New Yorkers aren’t fazed by the terror scare. But they do hate the extra traffic…
I was a block from Wall Street and I saw a man wrestle with his steering wheel as if it was a raging bull. He banged on the horn, screaming obscenities.
In the next street a rhino-sized cop with de rigeur dark aviator specs was shouting at a bird-sized granny crossing the street with her gnarling chihuahua when the pedestrian light was still red.
Had New York lost its cool? You bet. A case of 9/11 nerves rubbed raw by the latest terror alert? No.
Even on a Friday, the city that never sleeps barely ever smiles. This place doesnt get fazed by terrorist chatter about possible attacks, overheard by the world’s spooks.
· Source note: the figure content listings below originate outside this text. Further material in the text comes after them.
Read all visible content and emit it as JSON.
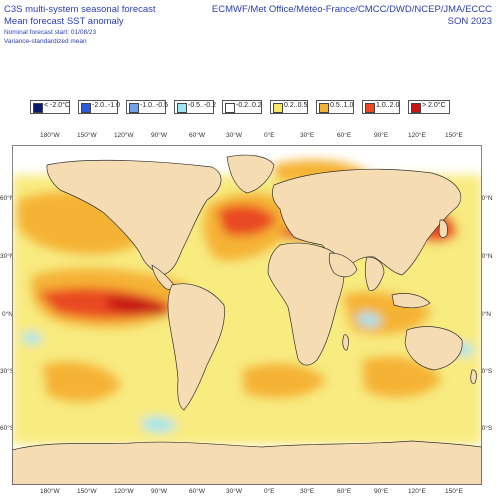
{
  "header": {
    "title": "C3S multi-system seasonal forecast",
    "subtitle": "Mean forecast SST anomaly",
    "start_note": "Nominal forecast start: 01/08/23",
    "method_note": "Variance-standardized mean",
    "centres": "ECMWF/Met Office/Météo-France/CMCC/DWD/NCEP/JMA/ECCC",
    "season": "SON 2023"
  },
  "legend": [
    {
      "label": "< -2.0°C",
      "color": "#0a1a6e"
    },
    {
      "label": "-2.0..-1.0",
      "color": "#2d5bd6"
    },
    {
      "label": "-1.0..-0.5",
      "color": "#6fa3e8"
    },
    {
      "label": "-0.5..-0.2",
      "color": "#9fe4f2"
    },
    {
      "label": "-0.2..0.2",
      "color": "#ffffff"
    },
    {
      "label": "0.2..0.5",
      "color": "#f7e86a"
    },
    {
      "label": "0.5..1.0",
      "color": "#f5b335"
    },
    {
      "label": "1.0..2.0",
      "color": "#e94a20"
    },
    {
      "label": "> 2.0°C",
      "color": "#c41414"
    }
  ],
  "axes": {
    "top_lon": [
      "180°W",
      "150°W",
      "120°W",
      "90°W",
      "60°W",
      "30°W",
      "0°E",
      "30°E",
      "60°E",
      "90°E",
      "120°E",
      "150°E"
    ],
    "bottom_lon": [
      "180°W",
      "150°W",
      "120°W",
      "90°W",
      "60°W",
      "30°W",
      "0°E",
      "30°E",
      "60°E",
      "90°E",
      "120°E",
      "150°E"
    ],
    "left_lat": [
      "60°N",
      "30°N",
      "0°N",
      "30°S",
      "60°S"
    ],
    "right_lat": [
      "60°N",
      "30°N",
      "0°N",
      "30°S",
      "60°S"
    ]
  },
  "colors": {
    "land": "#f5dcb2",
    "ocean_neutral": "#ffffff",
    "coast": "#333333"
  }
}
Even if they are a little queasy, no self-respecting New Yorker would ever admit as much to an alien reporter. But they do hate the gridlock created by the alerts.
And so do I. It took us almost two hours to travel the usual 30 minutes from LaGuardia airport to lower Manhattan. The Brooklyn bridge was a parking lot. Every truck eventually belched out by one of the city’s tunnels was immediately searched by the cops.
Fair enough. Three presidents will converge on Ground Zero on Sunday. Swat teams are already in place. A warship, containing steal from the fallen towers in its hull, is parked on the Hudson River.
I wouldn’t be surprised if Ayman al-Zawahiri, the al-Qaeda number two promoted to number one by Bin Laden’s death wanted to use the anniversary to make his mark of leadership on the fractious, diminished organisation he now heads.
I hope not. From my hotel room on the 38th floor I peer straight down to the construction site that was Ground Zero.
Number One World Trade Center is rising like an elegant souffle out of the ground. They add one floor a week as the upper levels begin to taper closer together to form a 104-floor needle in the sky.
The two reflector ponds with their water falls and the names of the dead are a beautiful and simple monument on the footprint of the vanished towers. Once the whole World Trade Center site has been completed it will be a stunning piazza at the heart of Lower Manhattan.